Les produits dits "bio" sont des arnaques qui ne concernent que ceux qui les croient ...
Le bio n'existe que dans l'imagination de certains qui croient qu'en mangeant "bio" , ils vivront plus longtemps et en bonne santé !
De l'arnaque pour faire payer plus cher !

2.Posté par ETATS DES LIEUX l!!!.. le 02/07/2012 18:16
les responsables de la restauration du Lycée Roland Garros ont déjà beaucoup d’efforts à fournir pour améliorer la qualité des repas proposés aux étudiants - ceci dit je ne suis pas sûre qu'ils en soient conscients où qu'ils en aient envie .... alors le bio ce n'est pas pour demain!!!

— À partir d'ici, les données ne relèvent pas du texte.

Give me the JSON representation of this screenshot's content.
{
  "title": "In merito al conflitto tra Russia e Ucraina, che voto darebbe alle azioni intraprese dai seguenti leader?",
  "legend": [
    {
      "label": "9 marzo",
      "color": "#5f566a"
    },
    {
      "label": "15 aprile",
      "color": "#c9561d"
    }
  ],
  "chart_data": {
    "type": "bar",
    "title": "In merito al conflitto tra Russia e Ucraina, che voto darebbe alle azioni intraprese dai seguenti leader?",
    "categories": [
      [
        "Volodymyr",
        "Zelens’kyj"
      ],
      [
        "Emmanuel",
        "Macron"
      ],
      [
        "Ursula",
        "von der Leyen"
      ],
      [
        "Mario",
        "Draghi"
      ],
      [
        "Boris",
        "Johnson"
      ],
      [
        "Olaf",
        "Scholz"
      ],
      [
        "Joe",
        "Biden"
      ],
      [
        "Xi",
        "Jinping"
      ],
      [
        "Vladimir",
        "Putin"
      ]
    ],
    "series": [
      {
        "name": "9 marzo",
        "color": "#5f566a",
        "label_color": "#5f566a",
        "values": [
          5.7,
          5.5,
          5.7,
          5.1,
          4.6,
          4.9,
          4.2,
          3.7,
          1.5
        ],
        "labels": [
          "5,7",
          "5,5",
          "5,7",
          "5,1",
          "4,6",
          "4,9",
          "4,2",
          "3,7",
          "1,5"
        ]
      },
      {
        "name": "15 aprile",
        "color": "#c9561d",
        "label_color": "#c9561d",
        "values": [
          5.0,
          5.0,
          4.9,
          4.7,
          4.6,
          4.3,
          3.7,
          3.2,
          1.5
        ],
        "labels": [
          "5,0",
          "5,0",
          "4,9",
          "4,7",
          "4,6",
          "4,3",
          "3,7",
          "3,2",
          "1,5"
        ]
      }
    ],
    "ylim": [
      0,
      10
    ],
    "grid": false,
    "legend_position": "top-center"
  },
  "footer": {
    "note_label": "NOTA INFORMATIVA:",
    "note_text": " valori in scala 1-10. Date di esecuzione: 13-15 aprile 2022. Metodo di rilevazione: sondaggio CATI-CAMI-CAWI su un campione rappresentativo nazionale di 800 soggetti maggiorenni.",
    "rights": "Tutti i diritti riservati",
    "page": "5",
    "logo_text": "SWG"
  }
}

3.Posté par Dans quel Etat j'erre... le 02/07/2012 19:11
A quoi sert de faire des lois, des règlements, des directives, si l’État lui-même ne les respecte pas ?

4.Posté par On bouffe de la merde le 02/07/2012 19:26
Mangez au moins 5 poisons et cochonneries par jour : pesticides, engrais, hormones, colorants, produits chimiques...

5.Posté par Thierry le 02/07/2012 20:56
Le Bio, c'est une marque de fabrique qui vise à confondre avec le NATUREL. Vraiment rien à voir ... mais bon c'est déjà un pas vers je ne sais trop quoi ... ou plutôt vers un commerce de plus et des pubs et une autre forme de merchandising ...

Dèjà, des produits LOCAUX dans les cantines serait un grand pas évitant des importations ... ce qui n'est pas plus mal pour l'environnement et l'économie agricole locale. Le seul heurt, c'est le lobbying des importations et des agriculteurs déjà refroidit par le passé de s'être faits arnaqués...

Consommons local. Faisons évoluer les mentalités. Changeons les habitudes. Des utopies dans un bizness MONDE.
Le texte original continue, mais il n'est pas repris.